Leith Harbour, Stromness, Husvik – These sites remind us of the scale of the whaling industry in the early 20th century. Elephant and fur seals breed and moult here. Gentoo penguins also occupy the landing sites. Antarctic prions and South Georgia dive petrels may be observed, especially in the area of Husvik.
Grytviken – In this abandoned whaling station, king penguins walk the streets and elephant seals lie around like they own the place – because they basically do. Here you might be able to see the South Georgia Museum as well as Shackleton’s grave.
Cobblers Cove, Godthul – At Cobblers Cove we aim for Rookery Point to see macaroni penguins. Light-mantled sooty albatrosses nest along the coastline and giant petrels can be observed as well. Godthul (Norwegian for “good cove”) was named by Norwegian whalers and seal-hunters and remains such as bones can still be found along the shore line. Beaches are the home of gentoo penguins and seals.

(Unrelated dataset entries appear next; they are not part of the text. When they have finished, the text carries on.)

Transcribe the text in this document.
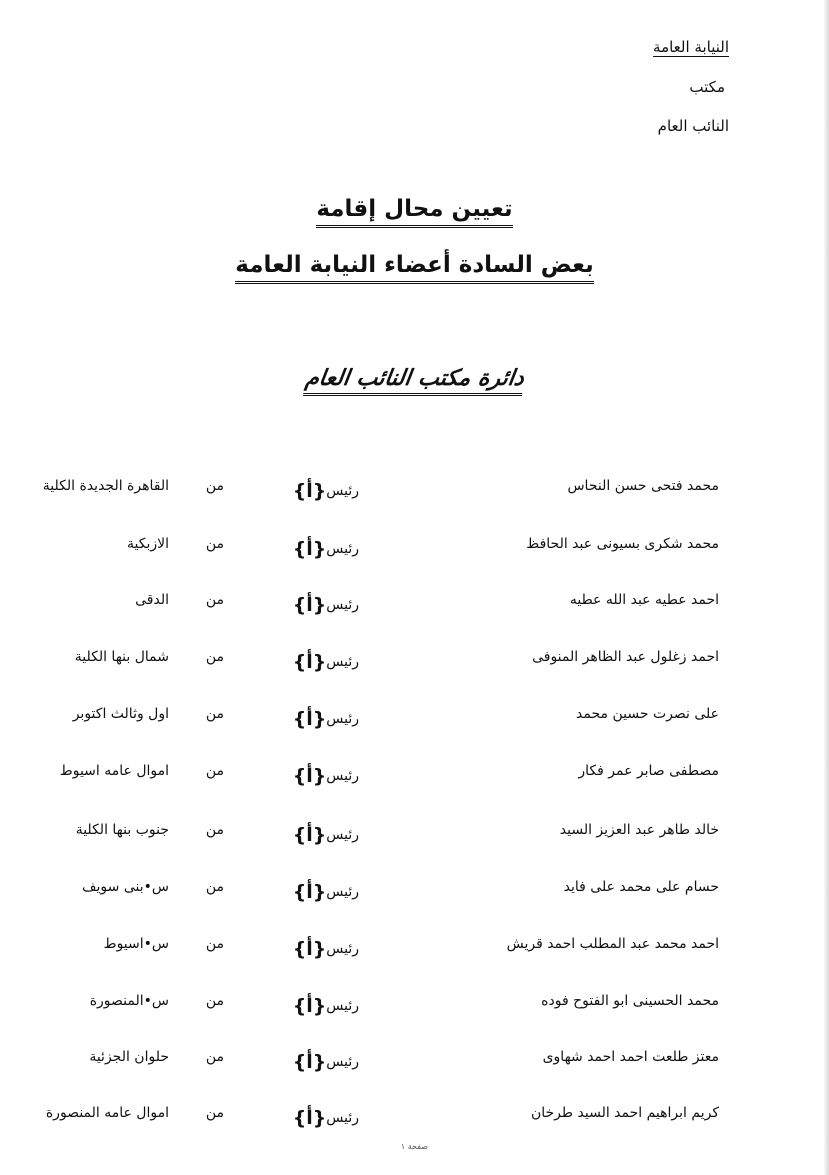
النيابة العامة
مكتب
النائب العام
تعيين محال إقامة
بعض السادة أعضاء النيابة العامة
دائرة مكتب النائب العام
محمد فتحى حسن النحاس
رئيس{أ}
من
القاهرة الجديدة الكلية
محمد شكرى بسيونى عبد الحافظ
رئيس{أ}
من
الازبكية
احمد عطيه عبد الله عطيه
رئيس{أ}
من
الدقى
احمد زغلول عبد الظاهر المنوفى
رئيس{أ}
من
شمال بنها الكلية
على نصرت حسين محمد
رئيس{أ}
من
اول وثالث اكتوبر
مصطفى صابر عمر فكار
رئيس{أ}
من
اموال عامه اسيوط
خالد طاهر عبد العزيز السيد
رئيس{أ}
من
جنوب بنها الكلية
حسام على محمد على فايد
رئيس{أ}
من
س•بنى سويف
احمد محمد عبد المطلب احمد قريش
رئيس{أ}
من
س•اسيوط
محمد الحسينى ابو الفتوح فوده
رئيس{أ}
من
س•المنصورة
معتز طلعت احمد احمد شهاوى
رئيس{أ}
من
حلوان الجزئية
كريم ابراهيم احمد السيد طرخان
رئيس{أ}
من
اموال عامه المنصورة
صفحة ١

Royal Bay (Moltke Harbour, Will Point & Brisbane Point) – Moltke harbour in Royal Bay was named by the German International Polar Year Expedition in 1882 and some of the remains of their dwellings are still visible. The scenery of Royal Bay is beautiful, dark sandy beaches, followed by the green tussock colors and finally dominated by the snow and ice covered Ross Glacier. Royal Bay one of the windiest bays on the island, zodiac cruising is spectacular. Approx. 30,000 pairs of king penguins live here.
Cooper Bay – Offers the largest chinstrap penguin population and gentoo and also macaroni penguins are present. Antarctic terns, white-chinned petrels, blue-eyed shags and light-mantled sooty albatrosses can be spotted too.
Drygalski Fjord – offers spectacular landscapesas the ships sails the narrow fjord, with ca. 2 kilometer high mountain peaks at a very close distance.
Annenkov Island – Passing Pickersgill Islands we reach the rarely visited Annenkov Island, first discovered by James Cook in 1775 and was later renamed by the Russian expedition of Fabian von Bellingshausen in 1819. A rocky terrain with a variety of ridges, peaks and hills where also fossils have been found.
King Haakon Bay – British explorer Ernest Shackleton reached King Haakon Bay during his journey of 800 sea-miles by open boat “James Caird” from Elephant Island. From here he crossed to Stromness to ask for help to rescue his party at Elephant Island after they had left the Weddell Sea where their ship got crushed by ice. Elephant seals dominate the beaches. Birdwatchers will look out for South Georgia pipits, Antarctic prions as well as common diving and blue petrels.
Day 15 – 19: Westward bound
There may be sea ice on this route, south polar skuas and snow petrels could join the other seabirds such as albatrosses and petrels trailing the vessel. Eventually we reach the Drake Passage and you’re again greeted by the vast array of seabirds remembered from the passage south.
Day 20: Earth’s southernmost city
You arrive and disembark in Ushuaia, commonly held to be the world’s most southern city. It is located on the Tierra del Fuego archipelago, nicknamed the “End of the World.” But despite this stopping point, the wealth of memories you’ve made on your Antarctic expedition will travel with you wherever your next adventure lies.
PLEASE NOTE: All itineraries are for guidance only. Programs may vary depending on local ice, weather, and wildlife conditions. The on-board expedition leader will determine the final itinerary. Flexibility is paramount for expedition cruises.